Cuba will begin vaccinating children two years of age and older against the coronavirus this week. This makes the island nation the only country to vaccinate children at such a young age, the New York Times reported (9/14). The U.S. and many European countries currently have the vaccine approved for children 12 years of age and older; U.S. authorities are considering additional approval for children between five and 12 years of age later this year.

After about 18 months, the Netherlands is taking a big step back to normalcy in the Corona pandemic. The mandatory safety distance of 1.5 meters will be abolished as of September 25, Prime Minister Mark Rutte announced in The Hague on Tuesday evening (Sept. 14). At the same time, however, a so-called corona pass will be introduced for restaurants, sporting events and culture. Visitors will have to prove that they have been vaccinated, tested or have recovered. Many measures also remain in place, including mandatory masks for buses, trains, and at airports. Discotheques and clubs are allowed to reopen, but must close at midnight like all other public houses.

In the UK, people over the age of 50, as well as nursing home residents and caregivers, can receive a booster vaccination against the coronavirus. As the government announced on Tuesday (Sept. 14), the scheme also applies to people who are clinically at extreme risk, as well as at-risk patients between the ages of 16 and 65. In total, this means more than 30 million people are eligible for a third vaccination.

Russian President Vladimir Putin is going into quarantine after several of his associates were found to have Corona infections. The decision to self-isolate was made, he said, after Putin met Syrian strongman Asad on Monday. Putin himself is absolutely healthy, a spokesman said. A trip by Putin to Tajikistan planned for this week to attend a regional security conference was therefore canceled, the Kremlin said Tuesday (Sept. 14). Putin had previously visited participants in the Paralympics as well as attended several military exercises.

A new outbreak of the delta variant of the coronavirus has caused widespread restrictions for people in southeastern China. A new outbreak of the delta variant of the coronavirus has caused widespread restrictions for people in southeastern China. Authorities in the coastal metropolis of Xiamen in Fujian province urged residents on Tuesday (Sept. 14) to stop leaving the city. Major events were canceled, and restaurants and shopping malls were ordered to reduce the number of visitors. Schools switched to online classes. The measures came after 32 new Corona cases were discovered in the city on Monday, bringing the number of infections in Fujian province to more than 100 since last week. The current outbreak originated in the city of Putian, which is north of Xiamen. It was suspected that a family man brought in the virus after returning from Singapore. The man had traveled back to China on Aug. 4, spent 21 days in quarantine and had tested negative for the virus nine times.

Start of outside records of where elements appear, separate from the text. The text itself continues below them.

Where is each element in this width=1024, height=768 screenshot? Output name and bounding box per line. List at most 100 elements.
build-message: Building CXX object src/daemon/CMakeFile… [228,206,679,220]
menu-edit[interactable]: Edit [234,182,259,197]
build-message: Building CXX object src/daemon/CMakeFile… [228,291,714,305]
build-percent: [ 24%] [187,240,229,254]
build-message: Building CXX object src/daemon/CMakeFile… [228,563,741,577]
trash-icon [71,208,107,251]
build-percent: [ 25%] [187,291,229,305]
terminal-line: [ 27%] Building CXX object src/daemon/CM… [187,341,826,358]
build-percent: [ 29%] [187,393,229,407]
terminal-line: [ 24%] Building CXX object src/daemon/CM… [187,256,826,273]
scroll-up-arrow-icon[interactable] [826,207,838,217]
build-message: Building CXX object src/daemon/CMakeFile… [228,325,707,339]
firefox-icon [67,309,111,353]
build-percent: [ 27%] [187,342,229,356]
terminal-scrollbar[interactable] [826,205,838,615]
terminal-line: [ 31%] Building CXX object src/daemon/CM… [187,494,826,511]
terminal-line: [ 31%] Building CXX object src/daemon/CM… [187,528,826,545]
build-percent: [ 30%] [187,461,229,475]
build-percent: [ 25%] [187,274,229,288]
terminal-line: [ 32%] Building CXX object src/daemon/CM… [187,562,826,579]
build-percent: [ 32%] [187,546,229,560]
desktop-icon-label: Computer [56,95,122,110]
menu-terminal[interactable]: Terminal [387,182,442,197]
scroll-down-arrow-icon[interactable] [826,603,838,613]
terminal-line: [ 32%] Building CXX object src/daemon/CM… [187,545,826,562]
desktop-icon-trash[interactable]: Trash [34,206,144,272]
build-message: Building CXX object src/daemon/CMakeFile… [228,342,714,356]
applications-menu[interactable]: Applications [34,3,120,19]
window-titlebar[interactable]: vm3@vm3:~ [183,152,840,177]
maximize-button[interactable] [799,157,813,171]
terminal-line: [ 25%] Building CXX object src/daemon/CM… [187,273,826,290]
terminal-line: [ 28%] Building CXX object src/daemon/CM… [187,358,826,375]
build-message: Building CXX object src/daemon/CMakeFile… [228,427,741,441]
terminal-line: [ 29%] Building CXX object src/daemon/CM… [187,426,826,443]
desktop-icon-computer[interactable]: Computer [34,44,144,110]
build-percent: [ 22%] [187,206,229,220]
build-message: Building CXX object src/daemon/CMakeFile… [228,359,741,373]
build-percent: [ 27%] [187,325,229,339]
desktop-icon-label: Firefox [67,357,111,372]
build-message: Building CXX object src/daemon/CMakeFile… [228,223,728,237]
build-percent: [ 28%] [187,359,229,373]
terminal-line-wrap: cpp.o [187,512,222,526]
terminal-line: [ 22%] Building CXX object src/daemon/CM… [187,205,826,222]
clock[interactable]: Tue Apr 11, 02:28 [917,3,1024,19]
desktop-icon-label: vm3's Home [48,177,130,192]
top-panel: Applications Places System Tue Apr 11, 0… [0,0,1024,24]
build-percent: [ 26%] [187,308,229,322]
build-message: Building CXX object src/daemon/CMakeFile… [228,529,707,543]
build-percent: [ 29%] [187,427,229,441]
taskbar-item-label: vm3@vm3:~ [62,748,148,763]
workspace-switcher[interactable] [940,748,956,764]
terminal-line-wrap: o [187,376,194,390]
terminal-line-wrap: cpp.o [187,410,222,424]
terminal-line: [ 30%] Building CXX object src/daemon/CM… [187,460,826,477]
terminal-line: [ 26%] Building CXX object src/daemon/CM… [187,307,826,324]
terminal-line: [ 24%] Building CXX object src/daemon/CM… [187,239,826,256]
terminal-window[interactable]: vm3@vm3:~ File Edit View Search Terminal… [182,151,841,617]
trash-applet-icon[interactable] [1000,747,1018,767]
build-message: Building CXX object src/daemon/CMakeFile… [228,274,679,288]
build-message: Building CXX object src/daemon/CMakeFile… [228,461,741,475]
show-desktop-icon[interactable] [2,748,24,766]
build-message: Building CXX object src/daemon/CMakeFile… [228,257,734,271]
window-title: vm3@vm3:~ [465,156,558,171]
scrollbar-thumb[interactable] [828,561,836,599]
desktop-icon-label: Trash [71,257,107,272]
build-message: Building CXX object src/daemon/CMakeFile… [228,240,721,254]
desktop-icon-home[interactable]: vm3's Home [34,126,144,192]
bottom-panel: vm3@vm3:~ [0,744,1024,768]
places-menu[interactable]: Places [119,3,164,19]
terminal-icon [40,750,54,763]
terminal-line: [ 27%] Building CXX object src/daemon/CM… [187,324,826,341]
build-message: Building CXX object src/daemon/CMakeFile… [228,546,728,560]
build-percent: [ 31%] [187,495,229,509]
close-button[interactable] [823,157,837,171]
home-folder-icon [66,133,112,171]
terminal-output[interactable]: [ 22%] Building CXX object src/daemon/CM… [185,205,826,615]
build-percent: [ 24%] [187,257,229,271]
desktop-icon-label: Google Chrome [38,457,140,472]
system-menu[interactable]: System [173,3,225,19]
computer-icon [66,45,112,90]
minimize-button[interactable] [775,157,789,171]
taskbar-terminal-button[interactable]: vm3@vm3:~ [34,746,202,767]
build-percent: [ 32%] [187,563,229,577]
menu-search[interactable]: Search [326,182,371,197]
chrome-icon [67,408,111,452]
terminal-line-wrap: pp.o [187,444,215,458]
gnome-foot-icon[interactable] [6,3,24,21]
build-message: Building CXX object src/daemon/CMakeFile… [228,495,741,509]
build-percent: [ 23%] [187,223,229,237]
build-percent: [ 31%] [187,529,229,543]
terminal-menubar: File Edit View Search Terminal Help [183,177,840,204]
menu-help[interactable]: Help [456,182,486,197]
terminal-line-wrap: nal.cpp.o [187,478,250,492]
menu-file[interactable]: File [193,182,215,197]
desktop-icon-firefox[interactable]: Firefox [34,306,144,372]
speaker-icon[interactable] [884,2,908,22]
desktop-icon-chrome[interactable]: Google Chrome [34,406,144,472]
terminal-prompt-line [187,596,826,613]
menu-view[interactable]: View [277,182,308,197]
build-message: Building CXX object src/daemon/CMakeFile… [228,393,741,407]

But then last Friday, a test came back positive. Putian has also been in lockdown since the weekend.

Italy will begin administering a third dose of the coronavirus vaccine to certain populations on Sept. 20. The booster vaccination will first go to immunocompromised people, the Health Ministry decided Monday (Sept. 13). On the same day, France began protecting people in nursing homes, with pre-existing conditions and over the age of 65 with a third vaccination. However, a high-ranking group of experts also spoke out against a general Corona booster vaccination for all groups on Monday. The study situation showed so far no necessity, write the researchers in the specialized magazine “The Lancet”. The worldwide still limited number of vaccine doses could save most lives, if it would benefit people who have a significant risk of severe disease and are still unvaccinated. This could accelerate the end of the pandemic by slowing the development of further variants.